A handy rsync wrapper cli tool.


A handy rsync wrapper cli tool.

This is a dead-simple script that lets you easily set up pairs of files or directories (called 'reflections') and sync them locally or over the network with commands like
$ mirrorworks push
$ mirrorworks pull

This is the node.js implementation. It's not maintained anymore but there is a ruby implementation at https://github.com/tylerbrazier/mirrorworks and a mirrorworks gem. I decided to implement in ruby because of a couple of reasons:

  • Since the calls to rsync are asynchronous, there are problems if rsync ever prompts for anything like host verification, passwords, or passphrases. To fix this, the script could, by default, run synchronously and provide an option for running asynchronously. This would pretty much require a rewrite of the whole script anyway.
  • I want to provide Windows support. The problem is Windows doesn't have a native rsync implementation so cygwin is required. The problem with this idea is that node is not supported by cygwin since windows has a native implementation for node. It's a big mess and getting things to work correctly together is probably more of a hassle than it's worth.

So, since the script needed to be rewritten anyway, it seems the best option was to re-implement it in another language that can be used in unix/linux and cygwin. This is the final version of this node implementation :(

Make sure you have rsync installed on your system.
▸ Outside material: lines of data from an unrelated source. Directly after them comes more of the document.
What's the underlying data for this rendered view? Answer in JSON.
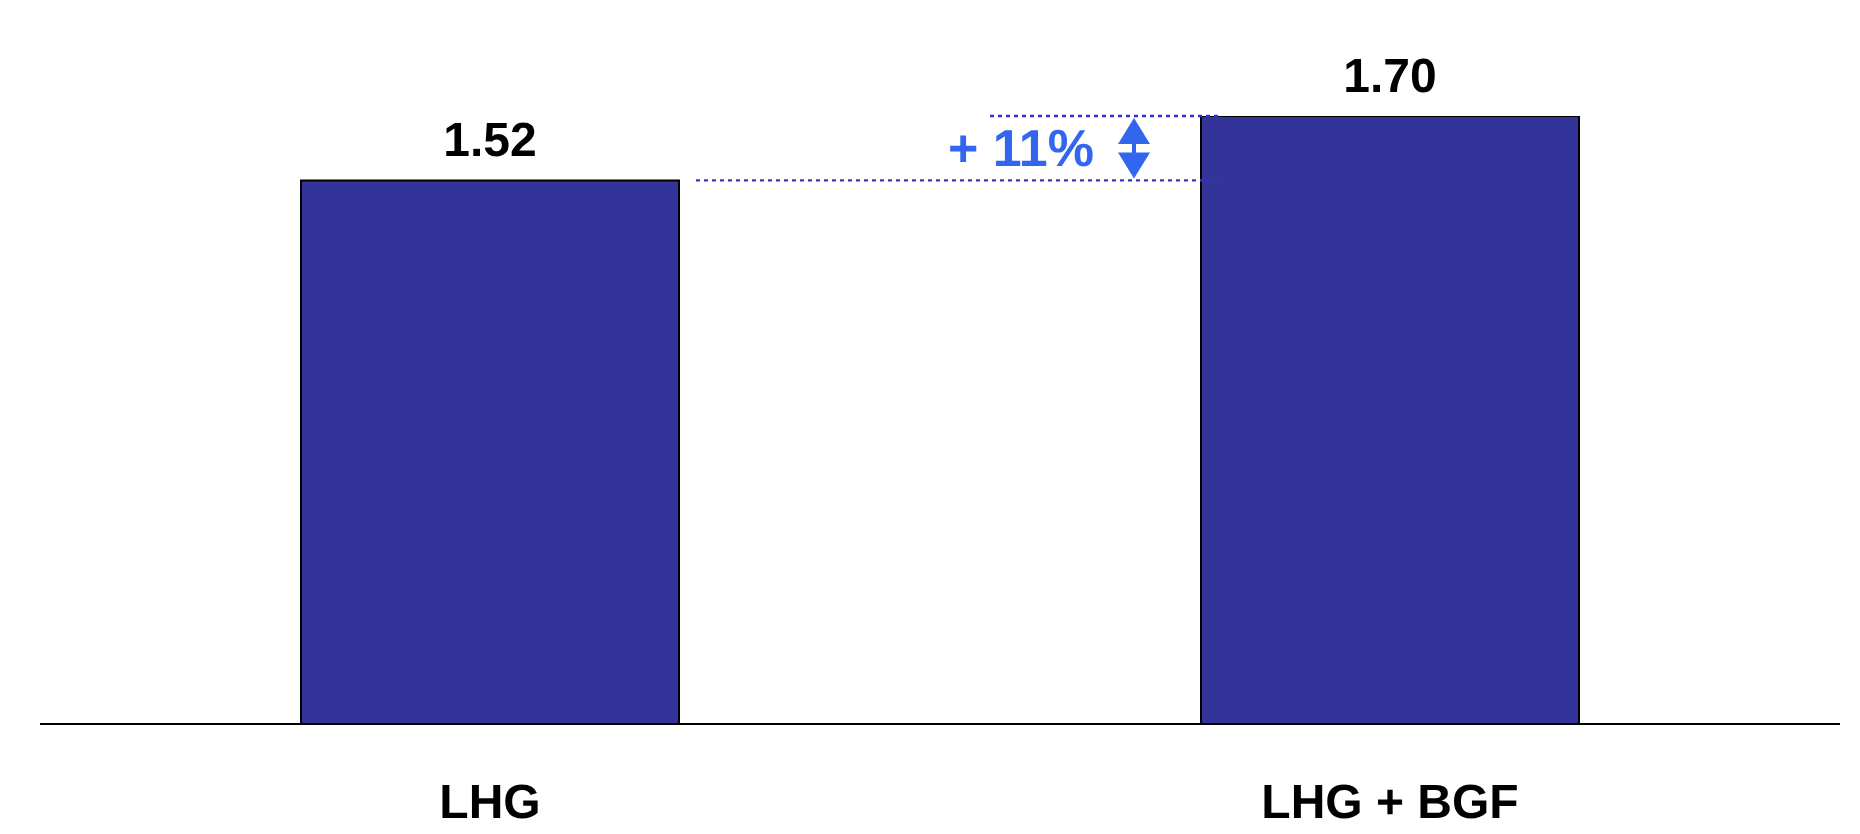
{
  "chart_data": {
    "type": "bar",
    "categories": [
      "LHG",
      "LHG + BGF"
    ],
    "values": [
      1.52,
      1.7
    ],
    "color": "#333399",
    "value_labels": [
      "1.52",
      "1.70"
    ],
    "tick_labels": "x",
    "annotations": [
      "+ 11%"
    ]
  }
}
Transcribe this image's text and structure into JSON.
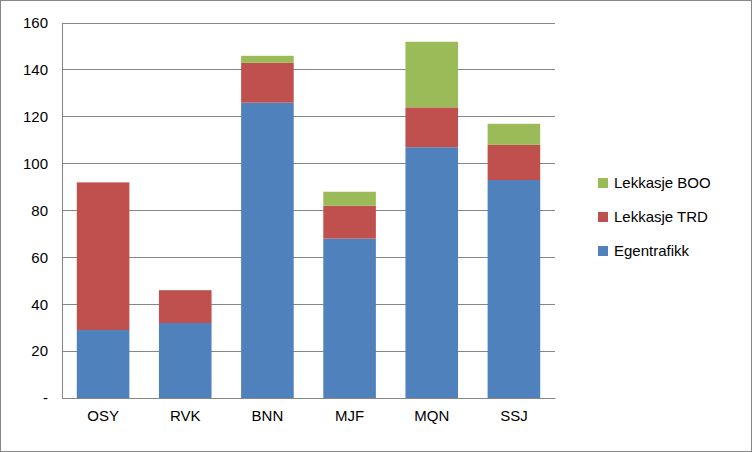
{
  "chart_data": {
    "type": "bar",
    "stacked": true,
    "grid": true,
    "legend": "right",
    "categories": [
      "OSY",
      "RVK",
      "BNN",
      "MJF",
      "MQN",
      "SSJ"
    ],
    "series": [
      {
        "name": "Egentrafikk",
        "color": "#4f81bd",
        "values": [
          29,
          32,
          126,
          68,
          107,
          93
        ]
      },
      {
        "name": "Lekkasje TRD",
        "color": "#c0504d",
        "values": [
          63,
          14,
          17,
          14,
          17,
          15
        ]
      },
      {
        "name": "Lekkasje BOO",
        "color": "#9bbb59",
        "values": [
          0,
          0,
          3,
          6,
          28,
          9
        ]
      }
    ],
    "ylim": [
      0,
      160
    ],
    "yticks": [
      {
        "value": 0,
        "label": "-"
      },
      20,
      40,
      60,
      80,
      100,
      120,
      140,
      160
    ]
  }
}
Install Mirrorworks globally with
# npm install mirrorworks -g

Copy and edit the example config file to your home directory $ cp /usr/lib/node_modules/mirrorworks/example.mirrorworksrc.json ~/.mirrorworksrc.json

This file contains some underlying rsync config options as well as a set of 'reflections'. Reflections are pairs files or directories that you want to have synchronized. Each consists of a name, a local file/dir, and a remote file/dir. There are a few things to remember when setting up your reflections:

  • The name of each reflection should be unique.
  • The path to directories should end in a slash /.
  • You can use '$HOME' or '~' to refer to your home directory.
  • The script doesn't like paths that include a space.